Sejak momen tersebut, keberadaan Jesslyn Wijaya menjadi tidak diketahui. Keluarga maupun rekan-rekannya kehilangan kontak dengan korban, karena perangkat telepon seluler yang biasa digunakannya sudah tidak dapat dihubungi atau diakses.
Selain melakukan olah tempat kejadian perkara (TKP), pihak kepolisian juga telah menelusuri beberapa lokasi yang dicurigai berkaitan dengan posisi terakhir korban. Penyelidikan ini dilakukan secara menyeluruh guna menemukan titik terang terkait nasib atlet golf tersebut.
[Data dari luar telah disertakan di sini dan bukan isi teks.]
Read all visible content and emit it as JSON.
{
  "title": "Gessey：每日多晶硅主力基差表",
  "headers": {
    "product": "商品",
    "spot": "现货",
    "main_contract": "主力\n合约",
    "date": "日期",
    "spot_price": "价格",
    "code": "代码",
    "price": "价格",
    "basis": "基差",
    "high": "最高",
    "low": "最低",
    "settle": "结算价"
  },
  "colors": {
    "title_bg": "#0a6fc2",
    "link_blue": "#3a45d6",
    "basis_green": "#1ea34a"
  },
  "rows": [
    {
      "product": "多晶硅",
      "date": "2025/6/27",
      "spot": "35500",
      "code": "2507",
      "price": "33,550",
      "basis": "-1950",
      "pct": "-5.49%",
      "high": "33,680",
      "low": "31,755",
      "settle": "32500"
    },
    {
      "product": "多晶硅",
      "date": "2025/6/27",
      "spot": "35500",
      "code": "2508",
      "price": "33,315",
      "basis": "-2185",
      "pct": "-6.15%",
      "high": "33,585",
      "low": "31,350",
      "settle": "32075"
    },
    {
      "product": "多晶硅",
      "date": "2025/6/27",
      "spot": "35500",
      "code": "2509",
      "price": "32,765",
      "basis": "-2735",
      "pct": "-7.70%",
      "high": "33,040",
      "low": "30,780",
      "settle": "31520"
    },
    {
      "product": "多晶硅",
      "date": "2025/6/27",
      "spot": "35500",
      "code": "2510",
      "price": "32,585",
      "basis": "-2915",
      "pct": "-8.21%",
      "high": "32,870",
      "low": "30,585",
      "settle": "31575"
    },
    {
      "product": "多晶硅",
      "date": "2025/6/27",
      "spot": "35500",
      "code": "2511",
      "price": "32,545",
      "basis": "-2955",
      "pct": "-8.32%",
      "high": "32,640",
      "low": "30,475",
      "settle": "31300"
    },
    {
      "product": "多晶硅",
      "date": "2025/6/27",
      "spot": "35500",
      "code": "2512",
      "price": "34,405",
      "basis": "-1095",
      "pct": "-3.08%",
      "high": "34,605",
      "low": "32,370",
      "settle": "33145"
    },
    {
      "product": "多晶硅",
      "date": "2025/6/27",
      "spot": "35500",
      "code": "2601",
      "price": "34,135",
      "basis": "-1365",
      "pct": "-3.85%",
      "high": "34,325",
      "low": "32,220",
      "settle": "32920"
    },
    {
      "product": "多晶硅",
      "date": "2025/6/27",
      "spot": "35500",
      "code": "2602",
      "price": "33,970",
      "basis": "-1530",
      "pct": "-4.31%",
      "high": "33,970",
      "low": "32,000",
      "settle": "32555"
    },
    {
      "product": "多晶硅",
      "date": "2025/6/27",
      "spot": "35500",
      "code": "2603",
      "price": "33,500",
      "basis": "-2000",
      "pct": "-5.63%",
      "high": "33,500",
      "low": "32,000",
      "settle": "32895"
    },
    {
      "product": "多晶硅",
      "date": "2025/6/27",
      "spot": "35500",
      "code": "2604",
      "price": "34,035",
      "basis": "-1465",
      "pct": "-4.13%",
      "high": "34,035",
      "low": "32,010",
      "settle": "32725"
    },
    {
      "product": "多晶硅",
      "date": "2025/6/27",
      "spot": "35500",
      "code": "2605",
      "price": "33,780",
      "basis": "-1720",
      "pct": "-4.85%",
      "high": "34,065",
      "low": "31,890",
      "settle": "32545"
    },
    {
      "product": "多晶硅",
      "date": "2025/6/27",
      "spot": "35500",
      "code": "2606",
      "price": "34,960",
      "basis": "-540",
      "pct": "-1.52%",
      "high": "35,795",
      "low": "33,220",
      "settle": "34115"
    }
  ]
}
Terdapat informasi yang saat ini masih dalam tahap verifikasi oleh pihak kepolisian, yakni dugaan bahwa korban sempat melakukan perjalanan menuju Malaysia melalui jalur Semarang pada 14 Juli 2026. Di sisi lain, pelapor juga menerima data bahwa sinyal perangkat seluler milik korban sempat terdeteksi berada di kawasan Puri Jimbaran.
AKBP Roby menegaskan bahwa segala informasi yang masuk akan ditindaklanjuti dengan cermat. Pihaknya berkomitmen untuk memvalidasi setiap petunjuk agar tidak terjadi kekeliruan dalam proses penegakan hukum.
Pihak keluarga melalui kuasa hukumnya juga menyampaikan apresiasi atas langkah cepat aparat kepolisian. Mereka berharap agar proses penyelidikan dapat terus berjalan secara profesional, transparan, dan objektif demi memastikan keselamatan korban.
Hingga berita ini diturunkan, pihak kepolisian belum memberikan kesimpulan akhir mengenai motif maupun keberadaan pasti Jesslyn Wijaya. Seluruh pihak terkait masih menunggu hasil pemeriksaan lebih lanjut yang sedang dilakukan oleh tim penyidik Polres Metro Jakarta Pusat.